Q: What are the chances of stroke after Carotid Endarterectomy surgery?
A: For patients under 75 years of age with asymptomatic carotid artery disease, carotid endarterectomy reduces the risk of future stroke by 46 % and in other cases it depends on various risk factors and the percentage of artery being narrowed.
Q: What extent of Carotid artery narrowing requires carotid endarterectomy surgery?
A: Carotid endarterectomy should be strongly considered for symptomatic patients with 70 to 99 percent blockage in the carotid artery. It also should be considered for those with 50 to 69 percent stenosis.
Q: How painful is the Carotid endarterectomy surgery?

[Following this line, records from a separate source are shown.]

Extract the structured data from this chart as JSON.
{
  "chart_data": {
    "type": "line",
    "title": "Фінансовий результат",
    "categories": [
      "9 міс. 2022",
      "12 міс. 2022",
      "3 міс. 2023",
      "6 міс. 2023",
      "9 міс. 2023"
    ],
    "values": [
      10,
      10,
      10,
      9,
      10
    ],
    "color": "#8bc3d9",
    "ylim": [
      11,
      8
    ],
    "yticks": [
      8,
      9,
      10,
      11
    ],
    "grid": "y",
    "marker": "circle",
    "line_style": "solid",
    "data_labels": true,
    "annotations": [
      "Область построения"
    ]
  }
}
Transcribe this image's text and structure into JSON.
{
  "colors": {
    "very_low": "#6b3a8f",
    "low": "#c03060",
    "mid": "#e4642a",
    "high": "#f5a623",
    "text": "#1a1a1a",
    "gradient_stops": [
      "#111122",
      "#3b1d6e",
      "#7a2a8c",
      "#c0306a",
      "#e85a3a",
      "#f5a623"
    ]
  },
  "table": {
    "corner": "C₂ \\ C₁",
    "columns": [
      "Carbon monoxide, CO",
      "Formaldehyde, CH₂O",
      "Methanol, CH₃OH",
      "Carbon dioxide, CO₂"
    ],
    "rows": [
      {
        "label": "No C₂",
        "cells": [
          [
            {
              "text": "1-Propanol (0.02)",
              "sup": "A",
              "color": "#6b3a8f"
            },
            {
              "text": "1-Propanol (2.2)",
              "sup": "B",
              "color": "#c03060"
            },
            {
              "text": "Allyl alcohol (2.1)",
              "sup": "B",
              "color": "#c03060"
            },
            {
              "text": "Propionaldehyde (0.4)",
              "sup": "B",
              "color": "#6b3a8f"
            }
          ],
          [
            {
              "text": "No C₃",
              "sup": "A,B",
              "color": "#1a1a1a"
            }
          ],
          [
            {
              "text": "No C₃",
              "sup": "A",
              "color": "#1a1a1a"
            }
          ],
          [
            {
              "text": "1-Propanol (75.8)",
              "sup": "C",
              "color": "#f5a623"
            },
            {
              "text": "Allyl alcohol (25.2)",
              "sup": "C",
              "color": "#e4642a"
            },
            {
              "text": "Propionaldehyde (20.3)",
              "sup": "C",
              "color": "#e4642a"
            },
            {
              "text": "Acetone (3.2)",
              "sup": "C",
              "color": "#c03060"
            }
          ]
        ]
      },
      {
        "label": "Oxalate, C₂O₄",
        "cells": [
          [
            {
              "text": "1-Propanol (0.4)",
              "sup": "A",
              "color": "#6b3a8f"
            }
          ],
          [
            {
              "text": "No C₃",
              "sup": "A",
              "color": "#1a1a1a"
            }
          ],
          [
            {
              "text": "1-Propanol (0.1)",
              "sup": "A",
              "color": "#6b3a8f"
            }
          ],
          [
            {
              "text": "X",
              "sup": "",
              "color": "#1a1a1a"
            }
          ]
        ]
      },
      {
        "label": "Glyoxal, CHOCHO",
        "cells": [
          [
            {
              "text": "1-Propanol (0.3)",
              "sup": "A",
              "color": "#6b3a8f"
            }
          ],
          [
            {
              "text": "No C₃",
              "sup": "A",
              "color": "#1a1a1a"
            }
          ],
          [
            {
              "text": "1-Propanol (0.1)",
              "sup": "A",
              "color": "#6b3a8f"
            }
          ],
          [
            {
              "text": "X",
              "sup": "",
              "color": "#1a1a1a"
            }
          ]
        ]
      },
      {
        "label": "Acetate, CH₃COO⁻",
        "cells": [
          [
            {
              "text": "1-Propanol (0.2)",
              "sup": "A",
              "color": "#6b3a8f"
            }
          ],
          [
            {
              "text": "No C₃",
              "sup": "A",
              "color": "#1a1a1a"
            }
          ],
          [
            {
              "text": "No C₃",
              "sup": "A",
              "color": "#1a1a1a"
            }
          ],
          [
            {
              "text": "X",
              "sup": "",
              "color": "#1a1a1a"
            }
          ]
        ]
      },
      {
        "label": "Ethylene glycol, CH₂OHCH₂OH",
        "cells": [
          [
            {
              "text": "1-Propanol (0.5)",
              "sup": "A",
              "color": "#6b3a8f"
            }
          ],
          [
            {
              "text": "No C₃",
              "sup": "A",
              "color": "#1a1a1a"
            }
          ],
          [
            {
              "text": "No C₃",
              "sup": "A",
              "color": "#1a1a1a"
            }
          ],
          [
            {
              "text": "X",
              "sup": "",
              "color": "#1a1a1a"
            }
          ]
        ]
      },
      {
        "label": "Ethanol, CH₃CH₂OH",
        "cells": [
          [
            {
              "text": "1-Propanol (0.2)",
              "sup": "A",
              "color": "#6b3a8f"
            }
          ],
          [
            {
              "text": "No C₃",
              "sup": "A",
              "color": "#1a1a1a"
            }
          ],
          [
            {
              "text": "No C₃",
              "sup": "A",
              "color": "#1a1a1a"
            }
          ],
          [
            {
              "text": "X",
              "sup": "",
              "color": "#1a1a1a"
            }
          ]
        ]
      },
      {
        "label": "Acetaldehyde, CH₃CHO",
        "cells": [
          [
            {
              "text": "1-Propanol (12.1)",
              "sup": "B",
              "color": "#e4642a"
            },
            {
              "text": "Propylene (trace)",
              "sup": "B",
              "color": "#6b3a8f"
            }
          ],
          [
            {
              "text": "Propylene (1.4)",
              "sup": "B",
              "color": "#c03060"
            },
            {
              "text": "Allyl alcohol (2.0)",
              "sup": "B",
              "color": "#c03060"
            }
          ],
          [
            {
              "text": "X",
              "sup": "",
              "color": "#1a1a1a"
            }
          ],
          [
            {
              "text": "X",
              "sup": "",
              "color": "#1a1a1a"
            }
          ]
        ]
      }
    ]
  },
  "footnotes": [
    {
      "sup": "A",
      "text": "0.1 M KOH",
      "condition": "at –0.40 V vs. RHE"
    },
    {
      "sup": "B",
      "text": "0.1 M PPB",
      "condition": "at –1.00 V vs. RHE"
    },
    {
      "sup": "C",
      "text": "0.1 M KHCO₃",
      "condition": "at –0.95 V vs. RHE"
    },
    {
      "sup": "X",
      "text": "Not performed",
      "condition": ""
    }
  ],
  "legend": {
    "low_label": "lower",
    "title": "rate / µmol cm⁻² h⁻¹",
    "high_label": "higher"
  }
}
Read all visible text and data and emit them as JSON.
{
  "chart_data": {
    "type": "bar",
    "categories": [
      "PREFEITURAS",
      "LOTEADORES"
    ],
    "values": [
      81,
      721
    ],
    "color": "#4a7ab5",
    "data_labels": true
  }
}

A: The cut in your neck is likely to be uncomfortable at first so you’ll be offered pain relief. The pain should improve, but you may get twinges and aches for between three to four weeks. It’s important your pain is controlled so that you can move about.
Q: When can I join back my work?
A: Most people are able to go back to work after six weeks. If you need further time off, consult with your cardiologist.
Q: When can I drive after the Carotid endarterectomy surgery?
A: After surgery you can start driving again when you’re able move your neck freely and look over your shoulder to get a clear view of the road. If this causes you pain, then you are not ready to drive. This can sometimes take six weeks or so after your operation.